Feature Length (82:10)

  • Around 7-8 / year
  • Includes POV branding, sponsor messages, credits, DVD offer, etc.
  • Most include a filmmaker interview
  • (PBS slot is 56:46, or 86:46 for occasional specials)

POV lengths

Hour (52:10)

  • Around 6-7 / year
  • Includes filmmaker interview, POV branding, etc.

Shorts

  • 3-5 / year
  • POV occasionally packages a broadcast hour comprised of half-hours and shorts
  • And many features come in at 70+/- minutes, and they need shorts to fill the slot

Commercial Arrangements

License Fee

  • The basic fee is $30,000/hour or $40,000 / feature
  • The high mark is $150,000 / film

Rights

  • 6 plays over 4 years
  • Community engagement screenings
  • Online streaming catchup windows
  • Limited PBS Free-VOD

DVD

  • Filmmakers cut their own DVD deals:
  • POV often facilitates deals and does not take a rev share
  • POV offers a DVD promotional tag at the close of each program
  • PBS Home Video often acquires home video rights in deals directly with filmmakers

Takeaways

POV is a major broadcast player for the U.S. independent documentary community:

  • POV, Independent Lens and HBO Docs offer the peak U.S. broadcast slots for feature docs.
  • The longevity, scale and prominence of the POV slot all underline the tremendous value of the PBS system to independent filmmakers and their viewers.
  • A greenlight from POV is not a one-stop solution for filmmakers.
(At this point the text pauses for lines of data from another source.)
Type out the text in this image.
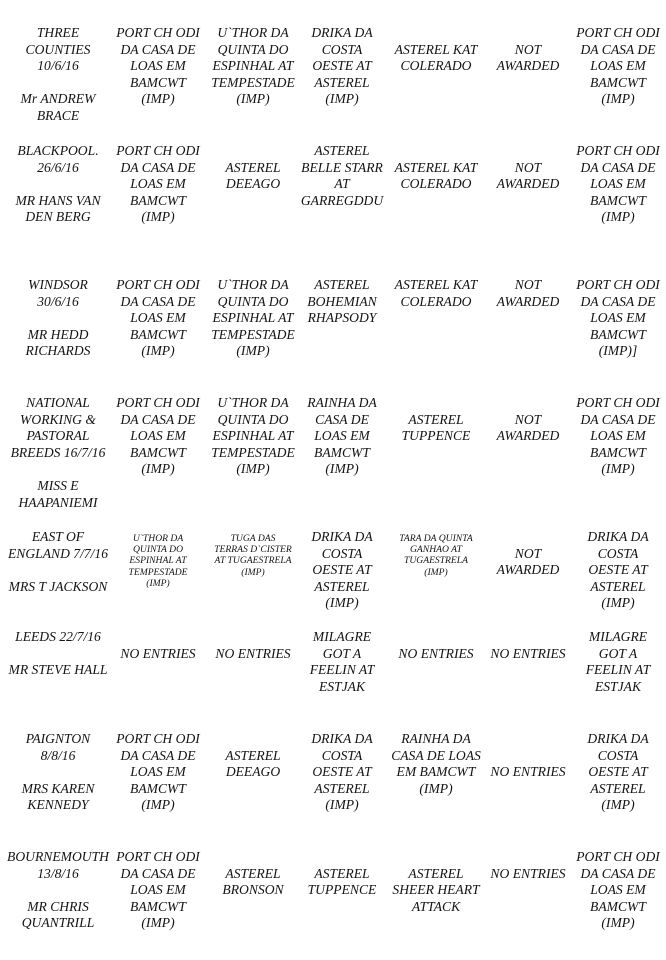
THREE
COUNTIES
10/6/16
Mr ANDREW
BRACE
PORT CH ODI
DA CASA DE
LOAS EM
BAMCWT
(IMP)
U`THOR DA
QUINTA DO
ESPINHAL AT
TEMPESTADE
(IMP)
DRIKA DA
COSTA
OESTE AT
ASTEREL
(IMP)

ASTEREL KAT
COLERADO

NOT
AWARDED
PORT CH ODI
DA CASA DE
LOAS EM
BAMCWT
(IMP)
BLACKPOOL.
26/6/16
MR HANS VAN
DEN BERG
PORT CH ODI
DA CASA DE
LOAS EM
BAMCWT
(IMP)

ASTEREL
DEEAGO
ASTEREL
BELLE STARR
AT
GARREGDDU

ASTEREL KAT
COLERADO

NOT
AWARDED
PORT CH ODI
DA CASA DE
LOAS EM
BAMCWT
(IMP)
WINDSOR
30/6/16
MR HEDD
RICHARDS
PORT CH ODI
DA CASA DE
LOAS EM
BAMCWT
(IMP)
U`THOR DA
QUINTA DO
ESPINHAL AT
TEMPESTADE
(IMP)
ASTEREL
BOHEMIAN
RHAPSODY
ASTEREL KAT
COLERADO
NOT
AWARDED
PORT CH ODI
DA CASA DE
LOAS EM
BAMCWT
(IMP)]
NATIONAL
WORKING &
PASTORAL
BREEDS 16/7/16
MISS E
HAAPANIEMI
PORT CH ODI
DA CASA DE
LOAS EM
BAMCWT
(IMP)
U`THOR DA
QUINTA DO
ESPINHAL AT
TEMPESTADE
(IMP)
RAINHA DA
CASA DE
LOAS EM
BAMCWT
(IMP)

ASTEREL
TUPPENCE

NOT
AWARDED
PORT CH ODI
DA CASA DE
LOAS EM
BAMCWT
(IMP)
EAST OF
ENGLAND 7/7/16
MRS T JACKSON
U`THOR DA
QUINTA DO
ESPINHAL AT
TEMPESTADE
(IMP)
TUGA DAS
TERRAS D`CISTER
AT TUGAESTRELA
(IMP)
DRIKA DA
COSTA
OESTE AT
ASTEREL
(IMP)
TARA DA QUINTA
GANHAO AT
TUGAESTRELA
(IMP)

NOT
AWARDED
DRIKA DA
COSTA
OESTE AT
ASTEREL
(IMP)
LEEDS 22/7/16
MR STEVE HALL

NO ENTRIES
	NO ENTRIES
MILAGRE
GOT A
FEELIN AT
ESTJAK

NO ENTRIES
	NO ENTRIES
MILAGRE
GOT A
FEELIN AT
ESTJAK
PAIGNTON
8/8/16
MRS KAREN
KENNEDY
PORT CH ODI
DA CASA DE
LOAS EM
BAMCWT
(IMP)

ASTEREL
DEEAGO
DRIKA DA
COSTA
OESTE AT
ASTEREL
(IMP)
RAINHA DA
CASA DE LOAS
EM BAMCWT
(IMP)

NO ENTRIES
DRIKA DA
COSTA
OESTE AT
ASTEREL
(IMP)
BOURNEMOUTH
13/8/16
MR CHRIS
QUANTRILL
PORT CH ODI
DA CASA DE
LOAS EM
BAMCWT
(IMP)

ASTEREL
BRONSON

ASTEREL
TUPPENCE

ASTEREL
SHEER HEART
ATTACK

NO ENTRIES
PORT CH ODI
DA CASA DE
LOAS EM
BAMCWT
(IMP)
POV partially funds docs.
  • However, POV commissioners actively partner with international broadcasters and foundations to help complete budgets.

Thanks

  • POV associate producer Nicole Tsien generously contributed to the research for this report.

Next: The Filters

  • POV’s acquisition criteria
  • The selection process
  • Timeline

2 comments

  1. Thank you Peter Hamilton. Here in Durban, KwaZulu-Natal, South Africa I’m always glad to receive your news letters on the industry. Please include on your mailing list my associate
    in Denver, Colorado,

    Kind regards

    Gillian van der Heijden

  2. Thank you Peter Hamilton (and Nicole Tsien) for providing such comprehensive information on financing for the POV strand. I look forward to learning more about the acquisition criteria and selection process. As an independent documentary producer committed to telling socially relevant stories, this kind of hands-on information is invaluable.